Define your autoscaling rules carefully. For example, a Denial of Service attack will likely result in a large-scale influx of incoming traffic. Trying to handle a surge in requests caused by a DoS attack would be fruitless and expensive. These requests aren't genuine, and should be discarded rather than processed. A better solution is to implement detection and filtering of requests that occur during such an attack before they reach your service.

When should you consider autoscaling?

Autoscaling provides elasticity for your services. It's a suitable solution when hosting any application when you can't easily predict the workload in advance, or when the workload is likely to vary by date or time. For example, you might expect increased/reduced activity for a business app during holidays.

Autoscaling improves availability and fault tolerance. It can help ensure that client requests to a service won't be denied because an instance is either not able to acknowledge the request in a timely manner, or because an overloaded instance has crashed.
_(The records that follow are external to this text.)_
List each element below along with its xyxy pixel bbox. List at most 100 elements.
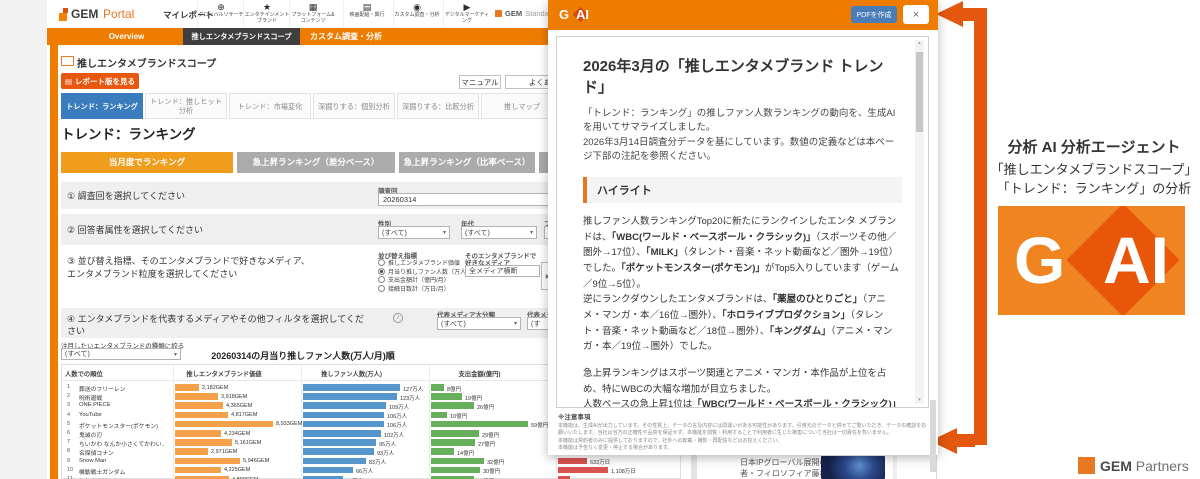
left-accent-strip [50,45,58,479]
gem-partners-logo: GEM Partners [1100,458,1189,474]
tab-oshi-scope[interactable]: 推しエンタメブランドスコープ [183,28,300,45]
gai-surge-paragraph-a: 急上昇ランキングはスポーツ関連とアニメ・マンガ・本作品が上位を占め、特にWBCの… [583,368,887,395]
bar [175,430,221,437]
survey-input[interactable]: 20260314 [378,193,556,206]
table-row: 9 Snow Man 5,946GEM 83万人 32億円 633万日 [61,457,701,466]
subtab-trend-ranking[interactable]: トレンド：ランキング [61,93,143,119]
subtab-trend-market[interactable]: トレンド：市場変化 [229,93,311,119]
logo-letters-ai: AI [1103,223,1169,297]
scrollbar-thumb[interactable] [916,52,923,132]
rank-cell: 10 [67,466,74,473]
chart-title: 20260314の月当り推しファン人数(万人/月)順 [211,351,395,361]
subtab-deep-individual[interactable]: 深掘りする：個別分析 [313,93,395,119]
rep-major-select[interactable]: (すべて) ▾ [437,317,521,330]
bar [175,457,240,465]
bar [431,384,444,391]
genre-filter-select[interactable]: (すべて) ▾ [61,348,181,360]
q3-label-line1: ③ 並び替え指標、そのエンタメブランドで好きなメディア、 [67,256,310,266]
gem-standard-square-icon [495,10,502,17]
arrow-shaft [974,8,987,445]
q2-label: ② 回答者属性を選択してください [67,225,204,235]
rank-cell: 8 [67,448,71,455]
subtab-trend-hit[interactable]: トレンド：推しヒット分析 [145,93,227,119]
bar [175,439,232,446]
divider [893,456,897,479]
logo-square-small-icon [63,8,68,13]
brand-name-cell: Snow Man [79,457,107,464]
bar-value-label: 2,971GEM [211,448,238,455]
logo-text-portal: Portal [103,7,135,21]
bar [303,402,386,409]
radio-icon [378,276,385,283]
brand-name-cell: ONE PIECE [79,402,111,409]
media-pref-select[interactable]: 全メディア横断 [465,265,540,277]
bar [431,402,474,409]
bar-value-label: 4,234GEM [224,430,251,437]
scroll-up-icon[interactable]: ▴ [915,40,924,47]
bar [303,448,374,455]
nav-item-film-distribution[interactable]: ▤ 映画配給・興行 [343,0,390,28]
q4-label-line1: ④ エンタメブランドを代表するメディアやその他フィルタを選択してくだ [67,314,364,324]
nav-item-entertainment-brand[interactable]: ★ エンタテインメントブランド [243,0,290,30]
bar-value-label: 4,225GEM [224,467,251,474]
column-header-fans: 推しファン人数(万人) [321,371,382,378]
gai-intro-line1: 「トレンド：ランキング」の推しファン人数ランキングの動向を、生成AIを用いてサマ… [583,108,896,134]
arrow-stub-bottom [955,434,975,447]
manual-button[interactable]: マニュアル [459,75,501,89]
chevron-down-icon: ▾ [529,230,533,236]
bar [303,457,366,465]
rank-cell: 7 [67,439,71,446]
gai-highlight-paragraph-a: 推しファン人数ランキングTop20に新たにランクインしたエンタ メブランドは、「… [583,216,899,290]
page-scrollbar-fragment[interactable] [930,400,936,472]
bar [431,430,479,437]
radio-icon [378,259,385,266]
info-icon[interactable]: i [393,313,403,323]
article-thumbnail[interactable] [821,456,885,479]
bar [431,420,528,428]
rank-tab-surge-diff[interactable]: 急上昇ランキング（差分ベース） [237,152,395,173]
nav-item-digital-marketing[interactable]: ▶ デジタルマーケティング [443,0,490,28]
bar [303,384,400,391]
create-pdf-button[interactable]: PDFを作成 [851,6,897,23]
bar [175,393,218,400]
close-button[interactable]: × [903,5,929,24]
radio-contact-days[interactable]: 接触日数計（万日/月） [378,284,450,293]
subtab-deep-compare[interactable]: 深掘りする：比較分析 [397,93,479,119]
card-scrollbar[interactable]: ▴ ▾ [915,40,924,404]
rank-cell: 2 [67,393,71,400]
gai-summary-card: 2026年3月の「推しエンタメブランド トレンド」 「トレンド：ランキング」の推… [556,36,929,408]
note-line: 本機能は、生成AIが出力しています。その性質上、データの言及内容には間違いがある… [558,423,927,437]
rank-column-header: 人数での順位 [65,371,103,378]
bar [303,411,384,419]
rank-cell: 4 [67,411,71,418]
bar [431,393,462,400]
table-row: 10 機動戦士ガンダム 4,225GEM 66万人 30億円 1,108万日 [61,466,701,476]
notes-title: ※注意事項 [558,414,591,421]
bar [431,466,480,474]
nav-item-platform-contents[interactable]: ▦ プラットフォーム&コンテンツ [289,0,336,28]
gender-select[interactable]: (すべて) ▾ [378,226,450,239]
tab-overview[interactable]: Overview [70,28,183,45]
note-line: 本機能は契約者のみに提供しておりますので、社外への転載・撮影・再配信などはお控え… [558,437,783,444]
nav-item-custom-research[interactable]: ◉ カスタム調査・分析 [393,0,440,28]
bar-value-label: 4,365GEM [226,402,253,409]
q4-label-line2: さい [67,326,86,336]
scroll-down-icon[interactable]: ▾ [915,397,924,404]
bar [175,466,221,474]
bar-value-label: 8,933GEM [276,421,303,428]
bar [303,430,381,437]
rank-cell: 9 [67,457,71,464]
tab-custom-analysis[interactable]: カスタム調査・分析 [300,28,392,45]
gem-standard-logo[interactable]: GEM Standard [495,9,556,18]
rank-cell: 1 [67,384,71,390]
chevron-down-icon: ▾ [513,321,517,327]
view-report-button[interactable]: ▤ レポート版を見る [61,73,139,89]
table-row: 11にじさんじ4,890GEM52万人26億円 [61,475,701,479]
rank-tab-surge-ratio[interactable]: 急上昇ランキング（比率ベース） [399,152,535,173]
age-select[interactable]: (すべて) ▾ [461,226,537,239]
nav-item-global-research[interactable]: ⊕ グローバルリサーチ [197,0,244,28]
section-scrollbar-fragment[interactable] [691,455,697,479]
bar [175,384,199,391]
bar [175,402,223,409]
rank-tab-current-month[interactable]: 当月度でランキング [61,152,233,173]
Autoscaling works by adding or removing web servers. If your web apps perform resource-intensive processing as part of each request, then autoscaling might not be an effective approach. In these situations, manually scaling up may be necessary. For example, if a request sent to a web app involves performing complex processing over a large dataset, depending on the instance size, this single request could exhaust the processing and memory capacity of the instance.

Autoscaling isn't the best approach to handling long-term growth. You might have a web app that starts with a small number of users, but increases in popularity over time. Autoscaling has an overhead associated with monitoring resources and determining whether to trigger a scaling event. In this scenario, if you can anticipate the rate of growth, manually scaling the system over time may be a more cost effective approach.

The number of instances of a service is also a factor. You might expect to run only a few instances of a service most of the time. However, in this situation, your service will always be susceptible to downtime or lack of availability whether autoscaling is enabled or not. The fewer the number of instances initially, the less capacity you have to handle an increasing workload while autoscaling spins up additional instances.